I mean, once I know that the MLE for $\tau(\theta)$ is asymptotically efficient and asymptotically normally distributed, how can I explain why $\tau(\hat{\theta})$ converges in probability to $\tau(\theta)$? Which results should I use to prove this convergence?
 A: There is a separate proof concerning the consistency of the mle but if you take the asymptotic normality for granted, that is if you want to start from:
$$\sqrt{n} \left(\hat{\theta} - \theta \right) \xrightarrow{D} N \left(0, I(\theta)^{-1} \right)$$
(and similarly for a function of $\theta$ under the Delta method), you can just use the fact that the variance of $\hat{\theta}$ goes to zero under the regularity conditions on the Fisher Information, namely that it exists and that it is bounded. Since mean-squared error consistency implies convergence in probability, you are done.
The original proof of consistency relies on Jensen's inequality to show that the true parameter asymptotically maximizes the likelihood.
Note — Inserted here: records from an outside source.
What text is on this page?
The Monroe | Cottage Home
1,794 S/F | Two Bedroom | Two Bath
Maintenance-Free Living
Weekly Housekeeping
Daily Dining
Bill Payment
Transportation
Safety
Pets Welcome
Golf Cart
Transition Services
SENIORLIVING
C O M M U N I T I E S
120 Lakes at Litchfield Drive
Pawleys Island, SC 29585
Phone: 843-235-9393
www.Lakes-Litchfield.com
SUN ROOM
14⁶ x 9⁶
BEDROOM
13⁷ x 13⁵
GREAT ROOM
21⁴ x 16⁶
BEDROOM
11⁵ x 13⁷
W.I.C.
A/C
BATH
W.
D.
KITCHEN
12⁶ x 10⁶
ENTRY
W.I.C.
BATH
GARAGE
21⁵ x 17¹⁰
Then since the mle is itself a maximizer, under some regularity conditions it can be shown that it will be arbitrarily close to the true parameter as the sample grows larger.
A: To generalize a bit from MLEs to general asymptotic normality results, if you know that
$$
\sqrt{n}(\hat\theta_n-\theta)\to_d N(0,Avar(\hat\theta_n))
$$
it generally follows that
$$
\sqrt{n}(\hat\theta_n-\theta)=\mathcal{O}_p(1)
$$
and thus 
$$
\hat\theta_n-\theta=\mathcal{O}_p(n^{-1/2})=o_p(1)
$$
so that 
$$
\hat\theta_n\to_p\theta
$$
So if you have proven asymptotic normality, you have also proven consistency. (In the case of some proofs like exactly the MLE case, you must however take care to avoid circular reasoning, as proofs of asymptotic normality of the MLE assume consistency as a preliminary result.)